My road, whatever it was, it turned out to be a detour, but not a huge one. For safety’s sake I had a second lunch in a small village called Sotes where I was apparently the only thing happenibng on this sunny Sunday afternoon.
But things got a bit better. I reached Najera, and stood in gentle awe at the old town and monastery stuff in front of dramatic red sandstone cliff towering over the town’s riverside. What was all that clacking? Was my rear rack coming loose? Ah, storks! Loads of them, sitting in nooks on the red wall, maybe two dozen, chattering and flying out and feeding in the sun.

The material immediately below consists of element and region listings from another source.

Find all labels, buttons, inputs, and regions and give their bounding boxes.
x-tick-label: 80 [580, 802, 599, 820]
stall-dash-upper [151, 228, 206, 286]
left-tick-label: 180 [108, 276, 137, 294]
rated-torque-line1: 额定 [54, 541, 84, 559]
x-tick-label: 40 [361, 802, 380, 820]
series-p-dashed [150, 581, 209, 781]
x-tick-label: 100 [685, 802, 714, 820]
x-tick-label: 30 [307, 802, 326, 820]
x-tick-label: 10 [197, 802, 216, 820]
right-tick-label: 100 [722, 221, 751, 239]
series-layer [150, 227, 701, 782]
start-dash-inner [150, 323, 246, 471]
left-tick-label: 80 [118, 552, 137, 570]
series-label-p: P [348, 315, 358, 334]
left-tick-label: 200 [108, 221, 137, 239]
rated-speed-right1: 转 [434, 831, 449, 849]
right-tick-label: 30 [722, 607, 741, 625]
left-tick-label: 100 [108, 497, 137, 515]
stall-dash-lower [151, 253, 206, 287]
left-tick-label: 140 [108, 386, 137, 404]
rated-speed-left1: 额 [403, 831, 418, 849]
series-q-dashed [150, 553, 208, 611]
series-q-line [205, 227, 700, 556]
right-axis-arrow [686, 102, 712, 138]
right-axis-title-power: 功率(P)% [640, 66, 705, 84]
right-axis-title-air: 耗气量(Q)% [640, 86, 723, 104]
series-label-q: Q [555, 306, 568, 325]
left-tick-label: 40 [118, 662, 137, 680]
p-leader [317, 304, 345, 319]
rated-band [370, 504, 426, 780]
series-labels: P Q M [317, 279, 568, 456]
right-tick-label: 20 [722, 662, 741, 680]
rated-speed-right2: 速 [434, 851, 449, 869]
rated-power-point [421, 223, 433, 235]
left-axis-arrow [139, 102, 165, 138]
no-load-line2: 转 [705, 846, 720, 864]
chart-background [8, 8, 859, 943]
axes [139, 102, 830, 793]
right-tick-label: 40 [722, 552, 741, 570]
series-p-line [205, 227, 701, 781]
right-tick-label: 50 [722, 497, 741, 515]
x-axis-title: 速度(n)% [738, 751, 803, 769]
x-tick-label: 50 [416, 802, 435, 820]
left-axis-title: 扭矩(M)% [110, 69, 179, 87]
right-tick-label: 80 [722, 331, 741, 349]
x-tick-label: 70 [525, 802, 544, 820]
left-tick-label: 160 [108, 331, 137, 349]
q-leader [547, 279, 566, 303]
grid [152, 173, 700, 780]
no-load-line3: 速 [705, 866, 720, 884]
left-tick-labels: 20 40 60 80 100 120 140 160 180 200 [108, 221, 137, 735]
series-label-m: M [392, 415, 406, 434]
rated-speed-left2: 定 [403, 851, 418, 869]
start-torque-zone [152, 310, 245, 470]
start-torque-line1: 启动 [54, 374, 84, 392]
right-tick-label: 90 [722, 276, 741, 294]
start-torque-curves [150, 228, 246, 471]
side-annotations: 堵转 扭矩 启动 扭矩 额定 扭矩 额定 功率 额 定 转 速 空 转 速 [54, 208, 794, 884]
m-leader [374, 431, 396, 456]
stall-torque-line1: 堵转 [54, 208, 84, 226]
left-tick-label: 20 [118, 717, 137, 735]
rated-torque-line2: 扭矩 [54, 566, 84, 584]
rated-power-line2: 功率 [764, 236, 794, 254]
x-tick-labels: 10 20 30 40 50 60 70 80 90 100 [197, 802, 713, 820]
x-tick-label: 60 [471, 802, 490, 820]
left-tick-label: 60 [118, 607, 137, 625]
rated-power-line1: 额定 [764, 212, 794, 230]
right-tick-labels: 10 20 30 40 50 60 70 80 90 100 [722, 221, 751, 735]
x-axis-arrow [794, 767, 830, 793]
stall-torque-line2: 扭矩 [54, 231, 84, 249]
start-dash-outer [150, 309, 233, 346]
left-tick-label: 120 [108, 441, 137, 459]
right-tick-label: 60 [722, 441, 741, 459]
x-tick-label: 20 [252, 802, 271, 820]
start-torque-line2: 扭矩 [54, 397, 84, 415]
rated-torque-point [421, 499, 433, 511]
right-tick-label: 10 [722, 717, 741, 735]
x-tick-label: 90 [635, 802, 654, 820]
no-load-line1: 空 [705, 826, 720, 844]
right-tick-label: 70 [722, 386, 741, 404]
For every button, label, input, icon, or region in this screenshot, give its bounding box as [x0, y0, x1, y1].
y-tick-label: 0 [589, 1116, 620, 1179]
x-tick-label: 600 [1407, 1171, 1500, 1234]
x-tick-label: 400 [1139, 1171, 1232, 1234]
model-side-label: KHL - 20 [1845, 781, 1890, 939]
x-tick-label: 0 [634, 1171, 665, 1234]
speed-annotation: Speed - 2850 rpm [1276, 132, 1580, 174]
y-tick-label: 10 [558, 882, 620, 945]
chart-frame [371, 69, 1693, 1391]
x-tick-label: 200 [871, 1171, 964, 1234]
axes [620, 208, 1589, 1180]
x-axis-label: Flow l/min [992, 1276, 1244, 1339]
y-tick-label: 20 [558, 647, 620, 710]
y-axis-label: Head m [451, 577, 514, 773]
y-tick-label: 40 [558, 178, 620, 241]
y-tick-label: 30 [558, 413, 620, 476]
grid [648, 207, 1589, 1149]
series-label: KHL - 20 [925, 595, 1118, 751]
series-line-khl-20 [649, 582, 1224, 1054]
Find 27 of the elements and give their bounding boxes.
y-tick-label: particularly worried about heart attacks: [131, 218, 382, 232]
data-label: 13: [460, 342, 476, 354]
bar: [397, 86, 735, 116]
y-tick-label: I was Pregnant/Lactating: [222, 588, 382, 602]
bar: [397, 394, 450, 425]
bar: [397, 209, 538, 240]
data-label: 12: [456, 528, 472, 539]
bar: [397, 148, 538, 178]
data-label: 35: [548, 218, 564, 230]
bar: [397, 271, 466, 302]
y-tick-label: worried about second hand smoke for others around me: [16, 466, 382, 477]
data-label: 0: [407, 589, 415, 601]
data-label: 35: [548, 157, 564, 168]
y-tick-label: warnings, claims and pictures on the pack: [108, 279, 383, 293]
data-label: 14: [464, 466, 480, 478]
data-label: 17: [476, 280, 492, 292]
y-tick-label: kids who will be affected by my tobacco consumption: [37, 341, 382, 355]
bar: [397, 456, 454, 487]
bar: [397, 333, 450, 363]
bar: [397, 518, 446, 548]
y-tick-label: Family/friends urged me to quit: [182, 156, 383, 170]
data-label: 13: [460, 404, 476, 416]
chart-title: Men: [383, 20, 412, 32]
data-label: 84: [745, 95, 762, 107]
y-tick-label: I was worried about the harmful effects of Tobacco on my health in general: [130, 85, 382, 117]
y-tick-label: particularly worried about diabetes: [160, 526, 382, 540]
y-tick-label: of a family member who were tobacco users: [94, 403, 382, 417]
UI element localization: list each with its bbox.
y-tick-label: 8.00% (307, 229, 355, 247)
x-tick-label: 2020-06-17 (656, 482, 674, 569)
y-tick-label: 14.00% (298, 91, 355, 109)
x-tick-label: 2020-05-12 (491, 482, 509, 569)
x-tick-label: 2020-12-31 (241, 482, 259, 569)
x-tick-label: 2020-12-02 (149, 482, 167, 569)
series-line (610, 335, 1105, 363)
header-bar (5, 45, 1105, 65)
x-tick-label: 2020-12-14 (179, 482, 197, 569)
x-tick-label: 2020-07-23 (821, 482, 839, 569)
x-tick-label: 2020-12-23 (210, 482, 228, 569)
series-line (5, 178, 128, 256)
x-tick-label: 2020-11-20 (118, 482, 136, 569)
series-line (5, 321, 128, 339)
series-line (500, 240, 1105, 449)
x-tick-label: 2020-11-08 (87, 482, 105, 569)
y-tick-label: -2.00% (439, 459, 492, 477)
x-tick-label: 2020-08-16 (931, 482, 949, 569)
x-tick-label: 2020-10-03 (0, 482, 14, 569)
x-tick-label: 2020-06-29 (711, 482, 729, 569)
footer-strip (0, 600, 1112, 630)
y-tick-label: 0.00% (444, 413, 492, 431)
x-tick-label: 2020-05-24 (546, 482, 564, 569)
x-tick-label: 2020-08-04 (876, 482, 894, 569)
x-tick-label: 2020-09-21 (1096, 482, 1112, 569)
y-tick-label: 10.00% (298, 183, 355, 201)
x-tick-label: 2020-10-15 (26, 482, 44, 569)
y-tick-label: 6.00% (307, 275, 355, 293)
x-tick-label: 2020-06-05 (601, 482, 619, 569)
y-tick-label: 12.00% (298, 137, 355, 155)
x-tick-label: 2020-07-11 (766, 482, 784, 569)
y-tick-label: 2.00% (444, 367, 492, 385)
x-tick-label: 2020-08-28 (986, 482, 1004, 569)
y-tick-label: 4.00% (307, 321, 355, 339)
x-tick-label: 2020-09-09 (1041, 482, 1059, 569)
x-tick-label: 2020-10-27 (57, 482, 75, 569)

From there it was a dull run on a very busy main road, with lorries passing close, once when I had a large chunk of metal in my way; fortunately I managed to blast it aside, but I was rattled. More worryingly, the back wheel had begun to wobble. A dodgy spoke, perhaps? Bearings? I was put in mind of the Two Ronnies joke (‘Now for a sketch in a ball-bearing factory, where I play a man who loses his bearings…’) but before I had chance to supply the punchline (‘…and I play a man who loses his will to live’) I was close-passed by a lorry again.
It wasn’t until after six that I lumbered into Santa Domingo. The albergue for peregrinos was up the Calle Mayor, the old central street: a pleasant feature of the Camino is that it goes straight through the old towns, often on traffic-free streets and lanes, usually past the square and church and bakeries.
The albergue was OK with bikes – I’d heard that some could be sniffy about, even hostile to, cyclists – but with it locked in the shed, I scoped out my first bed of the trip in a pilgrim dosshouse. I was in a dorm of two dozen, and realised to my frustration that I’d forgotten my sheet sleeping bag. The bloodstained bottom sheets on the bed and thin sheetless top blanket meant it was clothes for pyjamas tonight. Still luxury compared to most pilgrims in history.
I went out for a brief stroll round the centre, which was mildly lively with locals doing their paseo. I bought a can of beer with the justification that I needed some change for the voluntary donation to the albergue. What was fair? I decided that the equivalent of eight beers was about right.